According to the Richmond Times Dispatch newspaper, when state officials learned a Hampton Roads physician was convicted of felony child-pornography charges, the Board of Medicine suspended the doctor’s medical license right away. The doctor, Lawrence Brielman Ryan, was in the U.S. Naval Reserve medical corps when he was court-martialed in 2004 for possessing and distributing child pornography. Virginia-licensed doctors have lost their licenses for drug diversion, income-tax evasion, mail fraud, unlawful prescribing, drunken-driving-related manslaughter and other felonies.
How is Virginia doing in its obligation to protect the public from bad doctors? It depends on how you look at the numbers.
Public Citizen, a national, nonprofit consumer advocacy organization founded in 1971 to represent consumer interests has published a report which sheds some light on this question.
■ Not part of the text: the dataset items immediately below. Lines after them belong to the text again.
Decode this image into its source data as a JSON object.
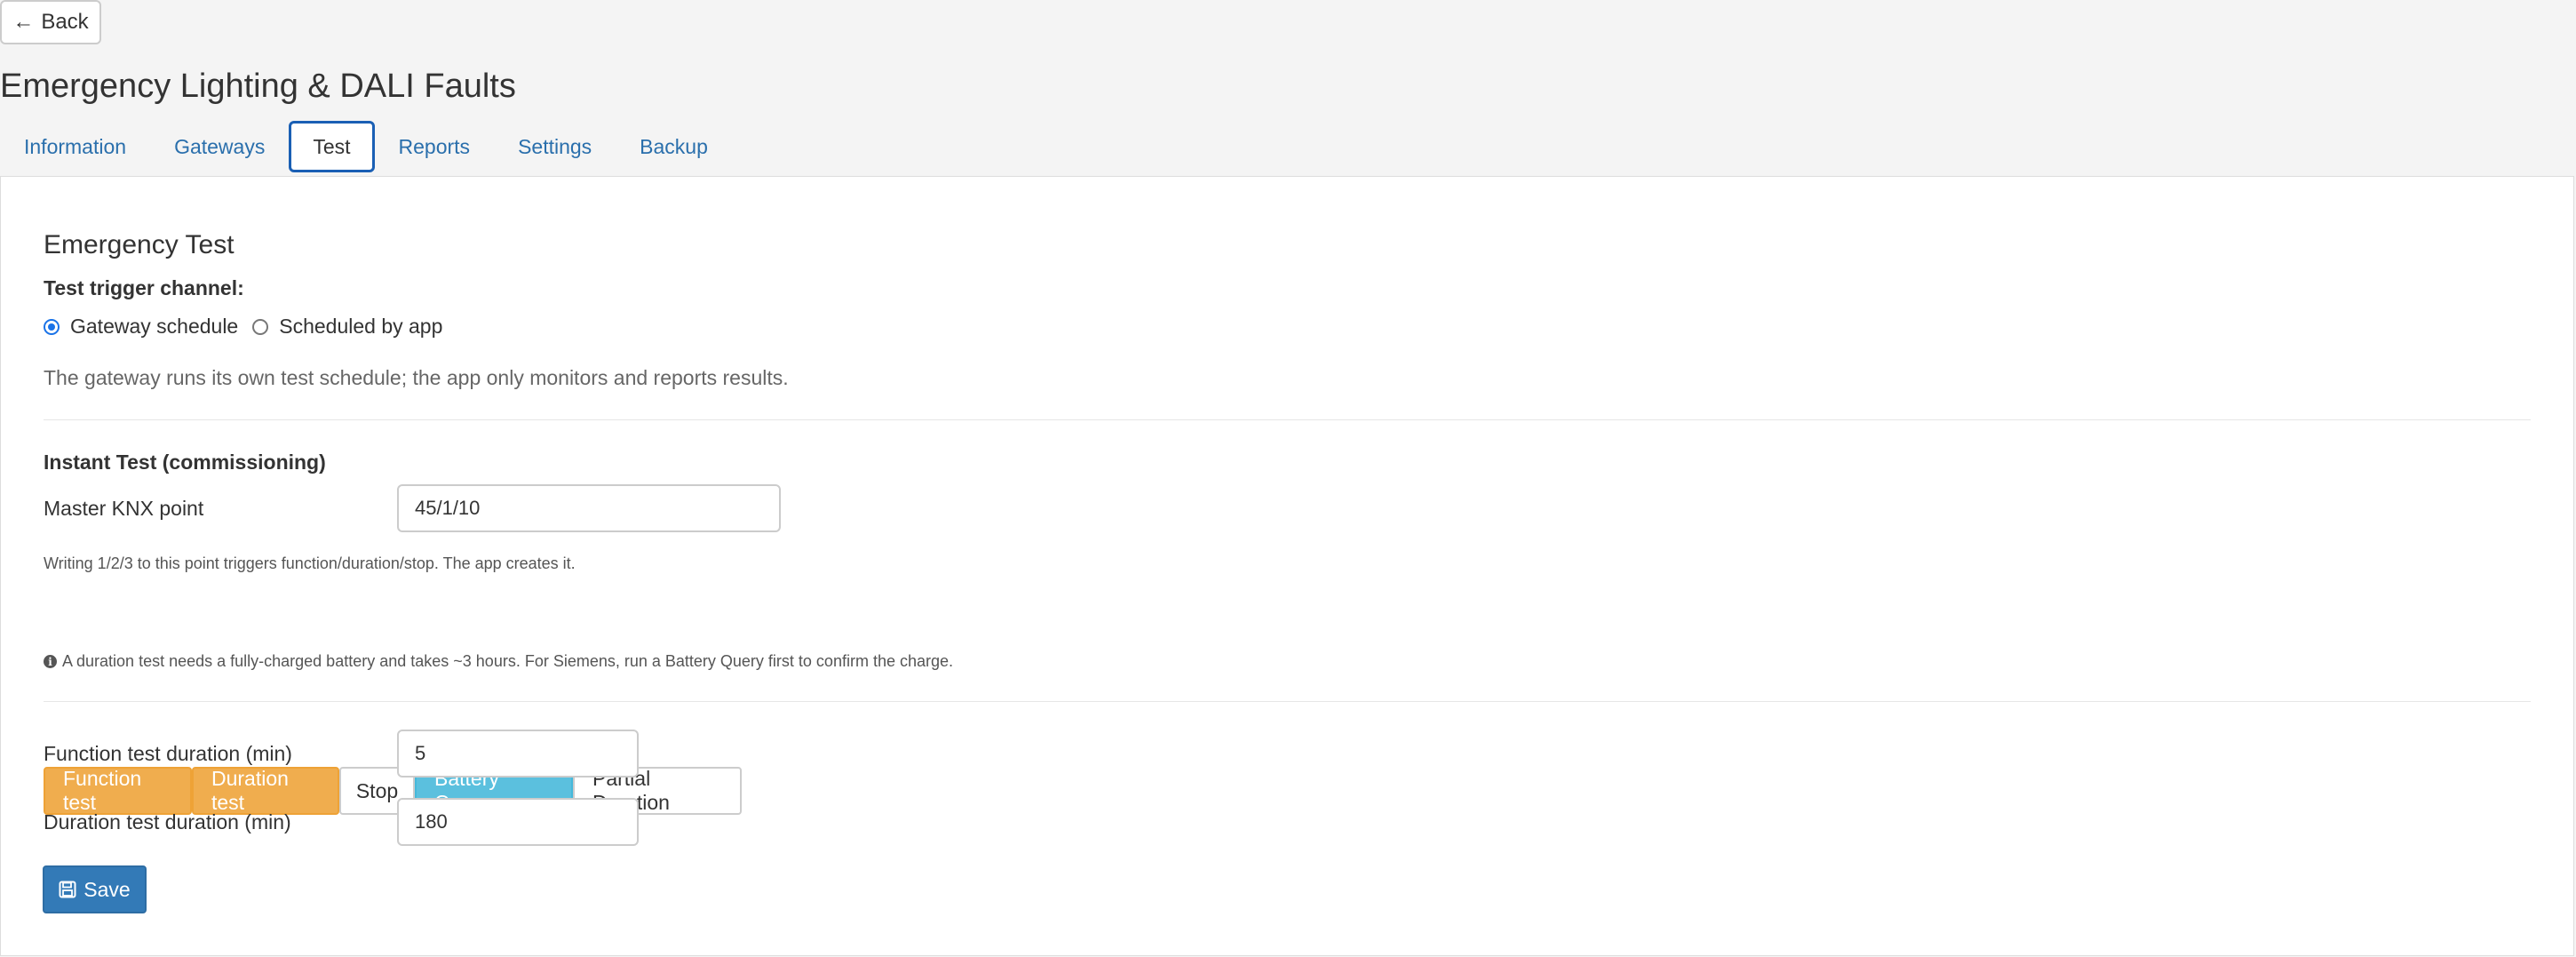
{
  "header": {
    "back_label": "Back",
    "back_icon": "←",
    "title": "Emergency Lighting & DALI Faults"
  },
  "tabs": [
    {
      "label": "Information"
    },
    {
      "label": "Gateways"
    },
    {
      "label": "Test",
      "active": true
    },
    {
      "label": "Reports"
    },
    {
      "label": "Settings"
    },
    {
      "label": "Backup"
    }
  ],
  "emergency_test": {
    "title": "Emergency Test",
    "trigger_label": "Test trigger channel:",
    "options": [
      {
        "label": "Gateway schedule",
        "selected": true
      },
      {
        "label": "Scheduled by app",
        "selected": false
      }
    ],
    "help": "The gateway runs its own test schedule; the app only monitors and reports results."
  },
  "instant_test": {
    "title": "Instant Test (commissioning)",
    "master_label": "Master KNX point",
    "master_value": "45/1/10",
    "master_help": "Writing 1/2/3 to this point triggers function/duration/stop. The app creates it.",
    "buttons": {
      "function_test": "Function test",
      "duration_test": "Duration test",
      "stop": "Stop",
      "battery_query": "Battery Query",
      "partial_duration": "Partial Duration"
    },
    "note": "A duration test needs a fully-charged battery and takes ~3 hours. For Siemens, run a Battery Query first to confirm the charge."
  },
  "durations": {
    "function_label": "Function test duration (min)",
    "function_value": "5",
    "duration_label": "Duration test duration (min)",
    "duration_value": "180"
  },
  "save_label": "Save",
  "colors": {
    "warning": "#f0ad4e",
    "info": "#5bc0de",
    "primary": "#337ab7",
    "link": "#2a6fac"
  }
}
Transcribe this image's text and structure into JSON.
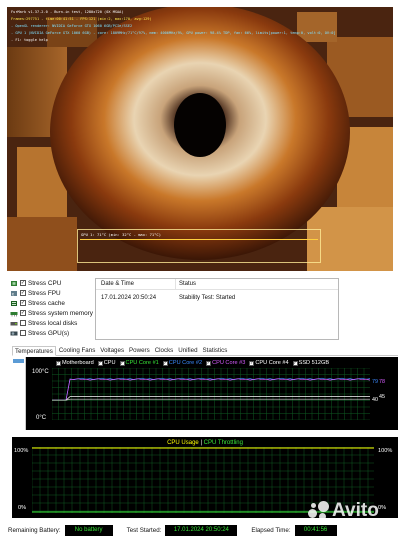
{
  "furmark": {
    "title_line": "FurMark v1.37.2.0 - Burn-in test, 1280x720 (0X MSAA)",
    "frames_line": "Frames:297751 - time:00:41:51 - FPS:121 (min:2, max:170, avg:129)",
    "opengl_line": "- OpenGL renderer: NVIDIA GeForce GTX 1060 6GB/PCIe/SSE2",
    "gpu_line": "- GPU 1 (NVIDIA GeForce GTX 1060 6GB) - core: 1809MHz/71°C/97%, mem: 4006MHz/9%, GPU power: 98.4% TDP, fan: 66%, limits[power:1, temp:0, volt:0, OV:0]",
    "help_line": "- F1: toggle help",
    "gpu_graph_label": "GPU 1: 71°C (min: 32°C - max: 71°C)"
  },
  "stress_options": [
    {
      "label": "Stress CPU",
      "checked": true,
      "icon": "cpu-icon"
    },
    {
      "label": "Stress FPU",
      "checked": true,
      "icon": "fpu-icon"
    },
    {
      "label": "Stress cache",
      "checked": true,
      "icon": "cache-icon"
    },
    {
      "label": "Stress system memory",
      "checked": true,
      "icon": "memory-icon"
    },
    {
      "label": "Stress local disks",
      "checked": false,
      "icon": "disk-icon"
    },
    {
      "label": "Stress GPU(s)",
      "checked": false,
      "icon": "gpu-icon"
    }
  ],
  "log": {
    "headers": {
      "date": "Date & Time",
      "status": "Status"
    },
    "rows": [
      {
        "date": "17.01.2024 20:50:24",
        "status": "Stability Test: Started"
      }
    ]
  },
  "tabs": [
    "Temperatures",
    "Cooling Fans",
    "Voltages",
    "Powers",
    "Clocks",
    "Unified",
    "Statistics"
  ],
  "active_tab": "Temperatures",
  "temp_chart": {
    "top_label": "100°C",
    "bottom_label": "0°C",
    "legend": [
      {
        "label": "Motherboard",
        "color": "#ffffff"
      },
      {
        "label": "CPU",
        "color": "#ffffff"
      },
      {
        "label": "CPU Core #1",
        "color": "#39e639"
      },
      {
        "label": "CPU Core #2",
        "color": "#3b8bff"
      },
      {
        "label": "CPU Core #3",
        "color": "#d75cff"
      },
      {
        "label": "CPU Core #4",
        "color": "#ffffff"
      },
      {
        "label": "SSD 512GB",
        "color": "#ffffff"
      }
    ],
    "value_labels": [
      {
        "text": "79",
        "color": "#3b8bff"
      },
      {
        "text": "78",
        "color": "#d75cff"
      },
      {
        "text": "45",
        "color": "#ffffff"
      },
      {
        "text": "40",
        "color": "#ffffff"
      }
    ]
  },
  "cpu_chart": {
    "title_usage": "CPU Usage",
    "title_sep": "|",
    "title_throttle": "CPU Throttling",
    "usage_color": "#ffff00",
    "throttle_color": "#39e639",
    "tick_top_left": "100%",
    "tick_bottom_left": "0%",
    "tick_top_right": "100%",
    "tick_bottom_right": "0%"
  },
  "status": {
    "battery_label": "Remaining Battery:",
    "battery_value": "No battery",
    "started_label": "Test Started:",
    "started_value": "17.01.2024 20:50:24",
    "elapsed_label": "Elapsed Time:",
    "elapsed_value": "00:41:56"
  },
  "watermark": "Avito",
  "chart_data": [
    {
      "type": "line",
      "title": "",
      "ylim": [
        0,
        100
      ],
      "series": [
        {
          "name": "CPU Core #2",
          "y": [
            79
          ]
        },
        {
          "name": "CPU Core #3",
          "y": [
            78
          ]
        },
        {
          "name": "Motherboard",
          "y": [
            45
          ]
        },
        {
          "name": "SSD 512GB",
          "y": [
            40
          ]
        }
      ]
    },
    {
      "type": "line",
      "title": "CPU Usage | CPU Throttling",
      "ylim": [
        0,
        100
      ],
      "series": [
        {
          "name": "CPU Usage",
          "y": [
            100
          ]
        },
        {
          "name": "CPU Throttling",
          "y": [
            0
          ]
        }
      ]
    }
  ]
}
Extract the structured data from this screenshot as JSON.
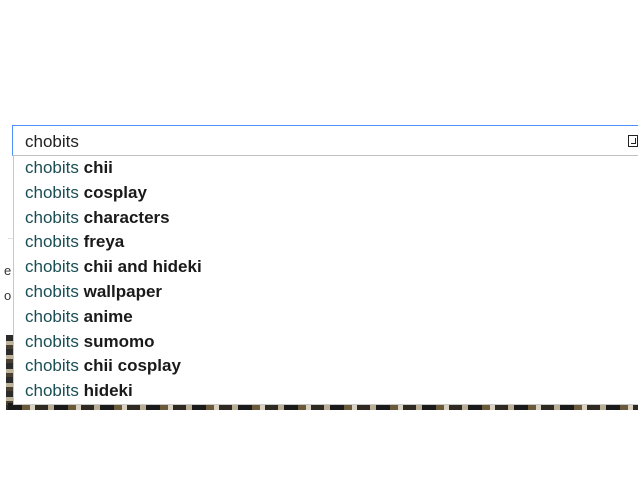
{
  "search": {
    "query": "chobits"
  },
  "suggestions": [
    {
      "prefix": "chobits",
      "completion": "chii"
    },
    {
      "prefix": "chobits",
      "completion": "cosplay"
    },
    {
      "prefix": "chobits",
      "completion": "characters"
    },
    {
      "prefix": "chobits",
      "completion": "freya"
    },
    {
      "prefix": "chobits",
      "completion": "chii and hideki"
    },
    {
      "prefix": "chobits",
      "completion": "wallpaper"
    },
    {
      "prefix": "chobits",
      "completion": "anime"
    },
    {
      "prefix": "chobits",
      "completion": "sumomo"
    },
    {
      "prefix": "chobits",
      "completion": "chii cosplay"
    },
    {
      "prefix": "chobits",
      "completion": "hideki"
    }
  ],
  "background": {
    "left_fragment_1": "e",
    "left_fragment_2": "o"
  },
  "colors": {
    "focus_border": "#4d90fe",
    "query_text": "#1a4e55",
    "completion_text": "#1a1a1a"
  },
  "icons": {
    "keyboard": "keyboard-icon"
  }
}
The report says doctors with criminal convictions are often getting by with a slap on the wrist from state regulators.
Virginia’s rate of 2.65 disciplinary actions per 1,000 doctors put the state in 34th place.
Public Citizen says that nearly two-thirds of the states have a higher rate of imposing serious disciplinary actions against physicians. This fact could mean a number of things:
• That Virginia is doing a poorer job than most other states of disciplining physicians.
• That Virginia is blessed with better qualified and more conscientious physicians than are most other states, resulting in less need for disciplinary action.
Read the report for yourself. How good of a job do you think Virginia is doing in protecting its citizens from incompetent doctors?